Quer melhorar as suas marcas na corrida? Pois talvez seja o momento de investir no treino intervalado de alta intensidade. Estudos têm mostrado que, desde que realizado em volume adequado e por várias semanas, o HIIT, como também é chamado, aumenta o consumo máximo de oxigênio (VO2 máx.) e o limite de atividade das enzimas mitocondriais no músculo esquelético. Essas adaptações, normalmente associadas a elevados cargas de treino, podem ser induzidas rapidamente com um volume surpreendentemente pequeno de HIIT: bastam 20 min.
Métodos de treino intervalado
Apesar de a corrida ser uma escolha óbvia e fácil para quem já corre, tem gente que ainda não está bem condicionada para fazê-la. Portanto, é possível optar pela natação, pela bicicleta, pelos aparelhos elípticos e pelo remo ou, melhor ainda, fazer exercícios que trabalhem o maior número de músculos integrados no mesmo movimento e que impliquem um movimento contínuo.
Entre eles estão o polichinelo, Burpees (take off), Pullups (elevações), Atomic Pushup (flexão de braços e coxas alternado), Dinamic Lunge (afundos dinâmicos), Car Pushes (empurrar), Thrusters (arremesso), Jump Squat (agachamento com salto), todo o trabalho com kettlebell, elásticos, e “Crossfit”.
Desconforto
Treinos intervalados são extenuantes. Não é raro que as pernas fiquem tremendo ao final da sessão. Ainda que não seja necessário se exercitar com intensidade total para observar resultados, você terá de sair da sua “zona de conforto” se quiser obter os benefícios deste treino.

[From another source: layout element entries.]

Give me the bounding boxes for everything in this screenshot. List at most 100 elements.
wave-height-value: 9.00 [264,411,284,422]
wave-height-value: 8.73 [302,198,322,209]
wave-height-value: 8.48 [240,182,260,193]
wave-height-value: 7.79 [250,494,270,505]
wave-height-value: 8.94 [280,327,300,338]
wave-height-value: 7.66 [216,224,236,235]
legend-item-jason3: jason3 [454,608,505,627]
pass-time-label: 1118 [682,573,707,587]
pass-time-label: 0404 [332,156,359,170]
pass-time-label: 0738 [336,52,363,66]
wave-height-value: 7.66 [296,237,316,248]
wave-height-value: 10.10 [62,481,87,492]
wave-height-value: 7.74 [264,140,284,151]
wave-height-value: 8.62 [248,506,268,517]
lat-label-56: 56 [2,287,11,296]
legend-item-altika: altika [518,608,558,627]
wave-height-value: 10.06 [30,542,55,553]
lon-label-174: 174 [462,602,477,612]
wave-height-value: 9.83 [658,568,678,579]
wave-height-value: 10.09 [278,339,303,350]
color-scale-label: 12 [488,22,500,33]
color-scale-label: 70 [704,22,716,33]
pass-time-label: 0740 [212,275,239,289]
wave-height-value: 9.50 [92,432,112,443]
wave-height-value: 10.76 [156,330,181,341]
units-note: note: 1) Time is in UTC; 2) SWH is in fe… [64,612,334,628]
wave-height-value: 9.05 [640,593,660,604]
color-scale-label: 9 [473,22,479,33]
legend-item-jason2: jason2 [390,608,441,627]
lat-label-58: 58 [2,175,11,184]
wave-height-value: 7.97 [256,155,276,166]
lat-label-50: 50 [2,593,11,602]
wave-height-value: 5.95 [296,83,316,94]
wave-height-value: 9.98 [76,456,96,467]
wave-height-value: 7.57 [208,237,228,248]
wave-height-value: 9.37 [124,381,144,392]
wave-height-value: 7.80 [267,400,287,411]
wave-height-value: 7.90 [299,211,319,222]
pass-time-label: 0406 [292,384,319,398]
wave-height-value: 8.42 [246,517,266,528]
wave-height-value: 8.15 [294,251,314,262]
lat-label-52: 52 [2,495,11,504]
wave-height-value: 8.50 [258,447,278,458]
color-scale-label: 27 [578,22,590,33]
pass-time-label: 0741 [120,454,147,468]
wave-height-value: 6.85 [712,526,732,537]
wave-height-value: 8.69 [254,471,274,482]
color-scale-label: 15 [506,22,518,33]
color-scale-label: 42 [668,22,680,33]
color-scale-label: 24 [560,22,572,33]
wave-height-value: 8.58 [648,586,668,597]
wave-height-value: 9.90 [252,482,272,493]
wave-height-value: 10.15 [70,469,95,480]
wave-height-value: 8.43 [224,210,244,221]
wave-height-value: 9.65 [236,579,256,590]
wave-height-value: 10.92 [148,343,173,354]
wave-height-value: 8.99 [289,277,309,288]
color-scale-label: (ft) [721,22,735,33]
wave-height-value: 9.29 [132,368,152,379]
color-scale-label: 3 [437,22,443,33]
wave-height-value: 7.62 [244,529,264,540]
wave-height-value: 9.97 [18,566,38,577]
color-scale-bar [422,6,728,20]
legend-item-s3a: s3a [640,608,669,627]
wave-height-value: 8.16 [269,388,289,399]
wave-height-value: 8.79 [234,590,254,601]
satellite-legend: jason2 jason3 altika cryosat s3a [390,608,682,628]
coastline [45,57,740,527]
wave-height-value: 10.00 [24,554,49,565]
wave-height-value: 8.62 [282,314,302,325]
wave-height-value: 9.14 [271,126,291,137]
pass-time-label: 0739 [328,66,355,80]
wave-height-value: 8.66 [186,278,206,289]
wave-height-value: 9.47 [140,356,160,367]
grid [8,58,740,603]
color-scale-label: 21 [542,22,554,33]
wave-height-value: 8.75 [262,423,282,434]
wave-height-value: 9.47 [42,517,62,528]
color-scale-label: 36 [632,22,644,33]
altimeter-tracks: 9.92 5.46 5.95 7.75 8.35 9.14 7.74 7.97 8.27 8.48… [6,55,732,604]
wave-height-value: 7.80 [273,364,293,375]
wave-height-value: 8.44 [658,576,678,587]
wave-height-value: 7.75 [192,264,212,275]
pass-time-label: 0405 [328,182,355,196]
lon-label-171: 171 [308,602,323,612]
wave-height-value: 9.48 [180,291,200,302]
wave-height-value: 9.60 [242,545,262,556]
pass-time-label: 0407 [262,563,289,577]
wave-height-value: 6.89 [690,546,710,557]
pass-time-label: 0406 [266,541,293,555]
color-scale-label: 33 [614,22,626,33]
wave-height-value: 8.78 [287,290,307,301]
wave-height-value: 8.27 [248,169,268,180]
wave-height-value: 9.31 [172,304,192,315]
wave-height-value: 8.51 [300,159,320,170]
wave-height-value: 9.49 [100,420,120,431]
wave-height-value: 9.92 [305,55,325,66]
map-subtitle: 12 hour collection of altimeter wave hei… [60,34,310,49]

Será preciso fazer um aquecimento mais prolongado caso planeje incluir sprints na sua sessão de treino intervalado. Corridas explosivas aumentam o risco de lesões quando comparadas a atividades que não requerem sustentação do peso corporal, como o ciclismo ou a natação.
Caso você corra nos intervalados, procure fazê-lo em uma pendente inclinada (subida). Certifique-se de que você reduz de modo considerável a intensidade do exercício durante os períodos de recuperação. A maioria das pessoas faz os treinos intervalados de forma incorreta e não se permite recuperar o suficiente. Se você não se recuperar adequadamente, não será capaz de se exercitar intensamente.
Embora o volume de trabalho seja pequeno, algumas breves sessões de treino intervalado podem produzir adaptações semelhantes às relacionadas com períodos de exercícios contínuos mais prolongados e de intensidade moderada. Basta fazer intervalados dia sim, dia não.
Progressão de volume
Ao aumentar o volume de treinos semanais, a endurance e o gasto calórico também aumentam. Não se deve subestimar o HIIT. Diferentemente do treino normal aeróbio ou do treino de resistência standard, o HIIT tem um componente neuromuscular muito grande e requer boa recuperação entre um treino e outro para afastar o risco de overtraining ou lesão. Recomenda-se, no máximo, 3 x 30 min por semana antes de aumentar a intensidade ou a carga.
Estes exercícios são uma alternativa poderosa para melhorar os seus treinos e maximizar a queima de gordura. Mas você deve estar atento à progressão e às possíveis limitações.